Bone marrow cells (BMCs) were obtained from WT or WKO mice by grinding femora and tibiae of donor mice in a sterilized mortar, red blood cell (RBC)–depleted, and stained with anti–Sca-1 (phycoerythrin [PE]–conjugated and bead-conjugated) and lineage-specific antibodies (B220, CD3, GR-1, Mac-1; fluorescein isothiocyanate [FITC]–conjugated). Sca-1+ cells were enriched using magnetic bead cell sorting (Miltenyi, Auburn, CA). Sca-1+ lin cells were then purified on a Vantage Cell Sorter (Becton Dickinson, Franklin Lakes, NJ). Enriched HSCs were cultured in stem cell medium: DMEM supplemented with 20% (vol/vol) heat-inactivated fetal calf serum, glutamine (2 mM), penicillin and streptomycin (50 U/ML, GIBCO), HEPES (4-(2-Hydroxyethyl)-1-piperazineethanesulfonic acid; 10 mM), nonessential amino acids (10 mM, GIBCO), 2-mercaptoethanol (50 μM) as well as the cytokines stem cell factor (SCF; 50 ng/mL), FLT-3L (50 ng/mL), interleukin-3 (IL-3; 20 ng/mL), and IL-6 (20 ng/mL) (all from R&D, Minneapolis, MN). After 48 hours of stimulation, the cells were transduced with concentrated retrovirus at a multiplicity of infection (MOI) of 10 to 50 in the presence of polybrene (8 μg/mL).30 The progenitor cells were precooled for 30 minutes, incubated with the virus at 4°C for 1 to 2 hours, and then returned to 37°C for an additional 3 to 4 hours. The transduced progenitor cells were either transplanted on the same day or recultured for an additional 2 days. In the latter case, transduced progenitor cells were sorted for GFP expression. Recipient mice received 1450 rad total body irradiation (TBI) in 2 divided doses (lethal dose determined by dose escalation studies). The cells were washed, resuspended in Hanks balanced medium (GIBCO), and injected into the tail vein (10 000 to 50 000 cells/mouse). Mice received acidified water for 2 weeks following the stem cell transplantation to reduce the risk of peritransplant infections.

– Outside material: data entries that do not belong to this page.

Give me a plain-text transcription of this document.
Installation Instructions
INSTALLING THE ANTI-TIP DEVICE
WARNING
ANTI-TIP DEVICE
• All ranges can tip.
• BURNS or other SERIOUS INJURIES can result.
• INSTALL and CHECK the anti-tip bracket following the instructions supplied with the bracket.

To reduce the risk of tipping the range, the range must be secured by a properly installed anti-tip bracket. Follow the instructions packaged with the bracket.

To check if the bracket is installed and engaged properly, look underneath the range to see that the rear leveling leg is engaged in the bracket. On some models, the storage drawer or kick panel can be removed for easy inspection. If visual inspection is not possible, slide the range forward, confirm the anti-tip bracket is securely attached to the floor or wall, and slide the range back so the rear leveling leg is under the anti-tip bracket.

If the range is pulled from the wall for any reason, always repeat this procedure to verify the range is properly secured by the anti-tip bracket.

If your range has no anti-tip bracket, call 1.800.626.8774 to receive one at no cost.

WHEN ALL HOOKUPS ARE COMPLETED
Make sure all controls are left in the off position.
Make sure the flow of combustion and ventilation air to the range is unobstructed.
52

To confirm transduction of HSCs we performed secondary bone marrow transplantations. Lethally irradiated RAG2 KO mice received transplants of 5 × 106 RBC-depleted BMCs using animals that had previously received retrovirally transduced HSCs as donors. GFP was detected in reconstituted animals that had received bone marrow from all donor populations (ie, WT CMMP-GFP; WASP CMMP-GFP; WASP CMMP-IRES-GFP) confirming transduction of HSCs in the original infections.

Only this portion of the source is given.